Dyslipidemia and changes in lipid profiles associated with rheumatoid arthritis and initiation of anti-TNF therapy
Arthritis Care & Research , 05/07/2012
Curtis JR et al. – Rheumatoid arthritis (RA) patients were less likely to be tested for hyperlipidemia and had more favorable lipid profiles than osteoarthritis (OA) patients. Tumor necrosis factor inhibitor (TNFi) therapy modestly increased all lipid parameters. Additional studies are needed to determine the effect of traditional cardiovascular (CV) risk factors, inflammation, and the impact of biologics on CV outcomes in RA patients.Methods
- Patients in the retrospective database study were ≥18 years old and had ≥2 physician diagnoses for RA or osteoarthritis (OA) [comparator group] between March 2004–March 2008.
- Outcomes of interest included the percentage of RA and OA patients receiving lipid tests, lipid profiles (total cholesterol [TC], low–density lipoprotein cholesterol [LDL–C], and high–density lipoprotein cholesterol [HDL–C]) of RA vs.

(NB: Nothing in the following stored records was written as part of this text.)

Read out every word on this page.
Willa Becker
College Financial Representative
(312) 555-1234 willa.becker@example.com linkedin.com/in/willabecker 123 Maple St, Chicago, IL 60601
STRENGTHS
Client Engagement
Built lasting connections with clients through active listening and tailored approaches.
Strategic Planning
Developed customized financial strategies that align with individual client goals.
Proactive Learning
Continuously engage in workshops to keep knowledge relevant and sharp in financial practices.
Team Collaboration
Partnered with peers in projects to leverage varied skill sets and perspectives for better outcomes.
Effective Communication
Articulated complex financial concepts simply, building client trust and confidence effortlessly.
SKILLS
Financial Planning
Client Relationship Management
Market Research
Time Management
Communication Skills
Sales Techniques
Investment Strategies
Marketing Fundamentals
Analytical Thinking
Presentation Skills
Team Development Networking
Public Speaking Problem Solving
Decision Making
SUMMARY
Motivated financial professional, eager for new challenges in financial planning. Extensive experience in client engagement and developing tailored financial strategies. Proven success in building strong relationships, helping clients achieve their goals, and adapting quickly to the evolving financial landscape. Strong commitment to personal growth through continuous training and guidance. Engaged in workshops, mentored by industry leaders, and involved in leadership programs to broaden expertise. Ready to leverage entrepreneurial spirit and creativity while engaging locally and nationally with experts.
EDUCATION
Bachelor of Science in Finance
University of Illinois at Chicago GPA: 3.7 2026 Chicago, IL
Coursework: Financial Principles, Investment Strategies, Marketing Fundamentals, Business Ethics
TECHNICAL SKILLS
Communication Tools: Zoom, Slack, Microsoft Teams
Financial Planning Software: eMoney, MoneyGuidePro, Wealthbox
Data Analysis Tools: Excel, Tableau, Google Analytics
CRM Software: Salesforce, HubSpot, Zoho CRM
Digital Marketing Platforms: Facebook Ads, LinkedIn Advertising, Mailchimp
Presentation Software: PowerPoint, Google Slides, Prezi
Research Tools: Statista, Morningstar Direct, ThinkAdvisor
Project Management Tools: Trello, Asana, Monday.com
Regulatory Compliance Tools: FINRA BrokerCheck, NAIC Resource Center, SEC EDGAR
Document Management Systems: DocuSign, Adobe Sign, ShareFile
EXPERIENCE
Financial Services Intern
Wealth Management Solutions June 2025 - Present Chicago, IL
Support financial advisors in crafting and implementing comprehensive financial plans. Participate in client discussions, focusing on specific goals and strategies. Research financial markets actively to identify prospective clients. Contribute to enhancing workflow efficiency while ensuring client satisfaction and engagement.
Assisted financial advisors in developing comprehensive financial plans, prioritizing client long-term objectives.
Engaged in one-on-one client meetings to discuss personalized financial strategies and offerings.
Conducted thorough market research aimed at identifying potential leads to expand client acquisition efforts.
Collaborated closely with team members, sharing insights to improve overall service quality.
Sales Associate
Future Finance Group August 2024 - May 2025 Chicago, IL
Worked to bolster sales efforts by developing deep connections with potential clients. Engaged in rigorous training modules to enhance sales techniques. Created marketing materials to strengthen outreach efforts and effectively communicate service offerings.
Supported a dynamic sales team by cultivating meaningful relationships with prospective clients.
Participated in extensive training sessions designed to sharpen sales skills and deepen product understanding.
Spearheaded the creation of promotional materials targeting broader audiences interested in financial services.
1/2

OA patients, and lipid profiles of RA patients before and after initiation with a tumor necrosis factor inhibitor (TNFi).
- The authors used multivariable regression to control potential confounders between the cohorts.
- Over a median 2+ year follow–up, fewer RA patients than OA patients had at least one lipid test (62% [95% CI, 60–64] vs. 68% [95% CI, 65–71]).
- Mean TC and LDL–C were each 4 mg/dL lower in the RA cohort (P<0.0001); HDL–C was similar between cohorts.
- Across the RA cohort, 25.2% of patients had suboptimal LDL–C levels (≥130 mg/dL).
- Among RA patients not using lipid–lowering therapy who initiated TNFi therapy (n=96), mean TC and LDL–C increased by 5.4 and 4.0 mg/dL, respectively.